Japan Looks to the Moon and Beyond to Tackle Resources Scarcity

January 27, 2025|Space / Critical Minerals

Over the last decade, nearly $300 billion has been poured into equity investments in private space companies. The U.S. captured almost half of this, China close to a third. Japan, by contrast, has barely registered – until now.

Japan’s nascent space startup sector, which quietly emerged in the 2010s, is finally taking off as a real business. Last month, the fourth Japanese space startup in two years held an IPO. A few weeks ago, Toyota Motor announced a second investment in a space startup, and last year, the government launched a multi-billion-dollar fund to support private space firms over the next decade.

The space boom has several practical applications to Japan’s energy sector. Some of these startups are testing energy production technologies in the stratosphere and above, seeking either to beam electrons back down to Earth or create fuel to power further space exploration. China has similar plans, recently unveiling a project to build an orbiting solar power station with 1 MW of capacity by 2030.

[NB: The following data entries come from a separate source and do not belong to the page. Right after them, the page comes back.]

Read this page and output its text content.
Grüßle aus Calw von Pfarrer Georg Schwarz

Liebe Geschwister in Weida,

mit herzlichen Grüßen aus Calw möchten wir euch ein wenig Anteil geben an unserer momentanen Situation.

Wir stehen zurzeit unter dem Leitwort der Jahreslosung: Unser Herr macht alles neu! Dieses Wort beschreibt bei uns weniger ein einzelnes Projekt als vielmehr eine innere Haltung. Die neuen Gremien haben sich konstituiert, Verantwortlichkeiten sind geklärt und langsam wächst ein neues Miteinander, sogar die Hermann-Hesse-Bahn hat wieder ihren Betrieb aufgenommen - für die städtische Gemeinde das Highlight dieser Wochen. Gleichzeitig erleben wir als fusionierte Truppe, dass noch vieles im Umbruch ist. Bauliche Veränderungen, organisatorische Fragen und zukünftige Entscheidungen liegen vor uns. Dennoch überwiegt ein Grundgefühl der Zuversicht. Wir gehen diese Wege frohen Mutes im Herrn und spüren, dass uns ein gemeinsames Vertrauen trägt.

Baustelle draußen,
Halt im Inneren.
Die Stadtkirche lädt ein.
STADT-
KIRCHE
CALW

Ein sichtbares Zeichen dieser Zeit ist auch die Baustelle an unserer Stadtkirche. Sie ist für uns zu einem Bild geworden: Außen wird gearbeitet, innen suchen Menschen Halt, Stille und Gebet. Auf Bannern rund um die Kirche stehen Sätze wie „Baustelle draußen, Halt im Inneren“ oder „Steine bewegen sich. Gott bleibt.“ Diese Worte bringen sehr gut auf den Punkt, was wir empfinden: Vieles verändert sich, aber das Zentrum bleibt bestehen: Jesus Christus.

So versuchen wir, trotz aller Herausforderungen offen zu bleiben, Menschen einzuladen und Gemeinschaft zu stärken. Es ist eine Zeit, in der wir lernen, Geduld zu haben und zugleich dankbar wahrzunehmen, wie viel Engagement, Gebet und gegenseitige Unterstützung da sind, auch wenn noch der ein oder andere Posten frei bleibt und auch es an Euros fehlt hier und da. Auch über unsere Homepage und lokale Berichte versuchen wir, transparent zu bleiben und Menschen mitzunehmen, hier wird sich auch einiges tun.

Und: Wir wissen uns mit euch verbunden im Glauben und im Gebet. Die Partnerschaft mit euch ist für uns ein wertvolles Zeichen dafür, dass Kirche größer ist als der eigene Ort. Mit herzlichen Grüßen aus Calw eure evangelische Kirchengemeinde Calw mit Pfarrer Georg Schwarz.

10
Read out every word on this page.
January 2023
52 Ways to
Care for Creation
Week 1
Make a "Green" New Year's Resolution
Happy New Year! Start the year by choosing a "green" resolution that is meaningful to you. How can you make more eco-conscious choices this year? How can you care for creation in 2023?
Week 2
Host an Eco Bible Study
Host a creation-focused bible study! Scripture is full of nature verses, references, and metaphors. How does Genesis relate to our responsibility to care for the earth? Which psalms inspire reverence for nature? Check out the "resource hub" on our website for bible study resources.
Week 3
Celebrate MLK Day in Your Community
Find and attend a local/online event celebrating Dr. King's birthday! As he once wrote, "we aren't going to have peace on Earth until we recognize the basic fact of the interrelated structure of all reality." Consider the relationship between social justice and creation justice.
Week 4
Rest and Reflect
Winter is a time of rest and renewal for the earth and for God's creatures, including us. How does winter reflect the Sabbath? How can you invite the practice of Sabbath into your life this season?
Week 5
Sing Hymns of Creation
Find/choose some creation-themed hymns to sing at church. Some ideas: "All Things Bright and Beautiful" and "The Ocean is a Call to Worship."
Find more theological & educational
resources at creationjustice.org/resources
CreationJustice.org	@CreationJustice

There is another vital reason for Japan to explore space: raw materials. With sparse key resources within its own land mass, the country is searching for new sources of critical elements such as lithium, cobalt, nickel, and rare earths. These materials are indispensable for everything from batteries to wind turbines, and chips for decentralized energy systems. And certain parts of space are estimated to hold an astronomical amount of these elements.